Pourquoi la France s'en sort mieux que ses voisins européens

La récession économique a touché la plupart des pays européens de façon synchronisée à partir de la mi-2008.

La chute de la croissance n'a cependant pas été de la même ampleur.

Ainsi, sur l'épisode de récession (mi-2008 à mi-2009), le PIB a fortement baissé en Allemagne et en Italie (respectivement -6,3 points et -6,5 points), un peu moins en Espagne et au Royaume-Uni (-4,2 points et -5,6 points respectivement) et sensiblement moins en France (-3,3 points), révèle l'Insee dans sa note de conjoncture publiée le 17 décembre.

Pour l'Institut national de la Statistique, cette bonne résistance de la France est liée à "son absence de handicaps spécifiques".

Si la France a été  relativement épargnée par la récession, c'est en effet parce que sa croissance est moins dépendante des exportations que l'Allemagne, parce que la crise immobilière l'a moins frappée que l'Espagne ou que le Royaume-Uni, que ses ménages et ses entreprises étaient moins endettés que les espagnols et les britanniques, ou encore que son plan de relance lui a permis de soutenir le pouvoir d'achat des ménages, au contraire de l'Italie.

"Ce n'est pas tant la France qui a enregistré une meilleure performance économique que ses principaux voisins qui ont été pénalisés par des facteurs spécifiques propres à chacun", conclut l'Insee.
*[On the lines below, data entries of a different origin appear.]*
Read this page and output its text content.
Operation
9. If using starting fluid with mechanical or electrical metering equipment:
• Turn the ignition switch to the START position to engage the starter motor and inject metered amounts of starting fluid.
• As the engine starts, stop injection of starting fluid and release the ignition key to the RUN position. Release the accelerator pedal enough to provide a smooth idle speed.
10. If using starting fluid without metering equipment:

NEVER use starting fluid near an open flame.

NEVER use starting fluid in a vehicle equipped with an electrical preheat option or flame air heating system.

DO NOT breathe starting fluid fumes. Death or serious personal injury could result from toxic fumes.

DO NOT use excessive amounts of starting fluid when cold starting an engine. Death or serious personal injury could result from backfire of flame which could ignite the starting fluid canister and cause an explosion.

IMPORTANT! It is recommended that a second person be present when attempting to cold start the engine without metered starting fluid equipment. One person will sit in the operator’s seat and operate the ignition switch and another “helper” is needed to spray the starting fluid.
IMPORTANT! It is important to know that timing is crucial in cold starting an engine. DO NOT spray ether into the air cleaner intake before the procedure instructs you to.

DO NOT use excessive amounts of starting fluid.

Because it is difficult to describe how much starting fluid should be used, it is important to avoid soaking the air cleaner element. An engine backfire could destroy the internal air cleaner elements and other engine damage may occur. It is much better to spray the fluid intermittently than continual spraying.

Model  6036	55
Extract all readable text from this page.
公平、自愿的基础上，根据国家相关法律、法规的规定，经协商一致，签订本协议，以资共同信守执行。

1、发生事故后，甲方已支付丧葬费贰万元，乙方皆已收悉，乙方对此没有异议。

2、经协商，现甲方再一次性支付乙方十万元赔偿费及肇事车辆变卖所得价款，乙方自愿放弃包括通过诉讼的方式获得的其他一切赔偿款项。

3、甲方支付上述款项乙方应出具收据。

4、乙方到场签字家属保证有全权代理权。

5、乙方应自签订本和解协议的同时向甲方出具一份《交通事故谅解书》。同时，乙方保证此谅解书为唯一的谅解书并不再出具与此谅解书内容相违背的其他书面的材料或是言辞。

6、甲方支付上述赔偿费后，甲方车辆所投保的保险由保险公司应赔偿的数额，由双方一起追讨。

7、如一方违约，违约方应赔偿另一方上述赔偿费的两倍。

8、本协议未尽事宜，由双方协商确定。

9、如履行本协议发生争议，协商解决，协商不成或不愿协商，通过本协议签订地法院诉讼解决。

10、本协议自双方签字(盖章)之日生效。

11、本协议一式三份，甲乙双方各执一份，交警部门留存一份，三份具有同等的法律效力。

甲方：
"Ces facteurs de plus forte récession chez nos voisins européens sont aussi ceux à l'origine de leur croissance forte avant la crise, relève Frédérique Cerisier, économiste chez BNP Paribas.

La France a un modèle de croissance moins cyclique que d'autres pays.

Mais au final, les points de croissance que nous n'avons pas perdu en 2008 et 2009, ce sont les points de croissance que nous n'avions pas gagné les années précédentes".

La capacité de résistance de la France va durer en 2010

Et pour la reprise? La zone euro est sortie de la récession au troisième trimestre 2009, mais là encore en ordre dispersé.

Là encore, la France fait figure de bonne élève puisqu'elle a renoué avec une croissance positive de son PIB dès le printemps, comme l'Allemagne d'ailleurs.

L'Insee estime que la croissance sera ainsi plus soutenue en France et en Allemagne au cours du premier semestre 2010 tandis qu'elle stagnerait en Espagne, en Italie, pays où la demande intérieure va rester à un niveau très faible.

"La capacité de résistance de la France va se prolonger tout au long de l'année 2010, grâce notamment au socle que constitue la consommation des ménages, estime Frédérique Cerisier.

Mais quand le commerce mondial sera plus vigoureux, vers 2011-2012 espérons-le, la France sera dans l'incapacité d'en bénéficier, au contraire de l'Allemagne."

Donc oui, la France devrait renouer avec la croissance plus vigoureusement et plus rapidement que ses voisins espagnols, italiens ou britanniques, dans le sillage de l'Allemagne.

L'Insee prévoit un acquis de croissance du PIB français en 2010 de +1,1% et de +,,6% pour l'Allemagne, contre +0,4% pour le PIB italien, +,01% pour le Royaume-Uni et -,3% pour le PIB espagnol.

Toutefois, comme avant la crise, la France souffre toujours d'insuffisances structurelles - faible compétitivité, rigidité du marché du travail, faible investissement des entreprises - qui ne lui permettront pas d'accrocher une croissance de plus de 3% quand l'économie mondiale sera de nouveau sur les rails.

Autrement dit, ces facteurs qui ont atténué la récession dans l'Hexagone seront ceux qui limiteront sa croissance à l'avenir.